В письме Елена Станиславовна, так ее звали, кратко описала свою жизнь. «Супруг погиб в войну, детей не было, замуж больше не вышла, сейчас на пенсии и хотела бы разделить старость с тихим, порядочным человеком». Почерк и стиль письма выдавали в ней грамотную современную женщину. Да она и не скрывала этого, упомянув вскользь, что имеет среднее техническое образование, что почти всю жизнь проработала мастером на шпагатно-веревочной фабрике.
Луноход с сомнением пожал плечами:
— Из Майкопа — сюда? Хм-хм…
— Чего хмыкаешь? — обиделся Верхососов, — География тут дело второстепенное. Главное, чтоб вот здесь понятие было, — Устиныч постучал пальцем по виску, — Свистофорыч, составь от моего имени послание и обскажи честно и жестоко всю мою жизнь. Чтоб без утайки. Пошли на дорогу три сотни.
С этого дня любая наша беседа сворачивала на предстоящие изменения в судьбе Верхососова. А он с каждым днем все смелел, все увереннее говорил об этих изменениях, как о деле решенном и бесповоротном:
— Поживем сначала тут, приглядимся друг к дружке, Пообвыкнем. Однако задерживаться не будем. Дом там без присмотра. Да и сад требует постоянной заботы. Перво-наперво я куплю в гостиную стоячие часы, с мелодией. Этак рублишек за пятьсот. Ежели плотно и душевно сойдемся, конечно.
— Да зачем они тебе, Устиныч, стоячие часы? Возьми будильник — дешево и сердито.

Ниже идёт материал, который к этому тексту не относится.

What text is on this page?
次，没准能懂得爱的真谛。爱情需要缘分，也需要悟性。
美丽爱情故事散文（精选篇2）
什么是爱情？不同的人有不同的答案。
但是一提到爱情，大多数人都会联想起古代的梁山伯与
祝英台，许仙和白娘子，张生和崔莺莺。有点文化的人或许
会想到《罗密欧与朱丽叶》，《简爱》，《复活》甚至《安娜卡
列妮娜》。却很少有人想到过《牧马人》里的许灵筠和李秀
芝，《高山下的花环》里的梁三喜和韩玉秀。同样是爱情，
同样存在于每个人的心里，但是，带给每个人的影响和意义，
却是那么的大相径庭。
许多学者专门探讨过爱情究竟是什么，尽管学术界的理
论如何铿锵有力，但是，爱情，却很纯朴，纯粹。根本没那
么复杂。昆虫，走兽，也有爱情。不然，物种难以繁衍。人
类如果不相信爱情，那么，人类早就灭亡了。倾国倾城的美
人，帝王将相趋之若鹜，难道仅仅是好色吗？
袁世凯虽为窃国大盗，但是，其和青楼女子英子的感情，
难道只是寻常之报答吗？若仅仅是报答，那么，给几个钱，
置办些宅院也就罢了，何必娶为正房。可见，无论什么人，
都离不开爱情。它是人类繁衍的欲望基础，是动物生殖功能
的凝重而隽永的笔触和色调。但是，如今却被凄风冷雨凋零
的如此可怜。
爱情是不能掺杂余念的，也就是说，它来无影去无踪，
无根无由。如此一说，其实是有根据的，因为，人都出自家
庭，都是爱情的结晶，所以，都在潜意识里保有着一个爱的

— Ничего ты, Луноход, не понимаешь в нашей жизни. Стоячие часы я, можно сказать, все свое существование держал в голове. С ними совсем другой коленкор образуется в доме. Уют и радость. Если хочешь жить умно и красиво, думай о всякой мелочи. Вот, скажем, мыло. Это мы здесь пользуем всякую вонючую гадость, а при иной жизни и мыло нужно особое, духовое, простыня из мадипалана, бурки — пензой начищены. Да-а. За малину возьмусь самолично. Ягоды тазьями будем таскать, тазьями. В земле я толк понимаю.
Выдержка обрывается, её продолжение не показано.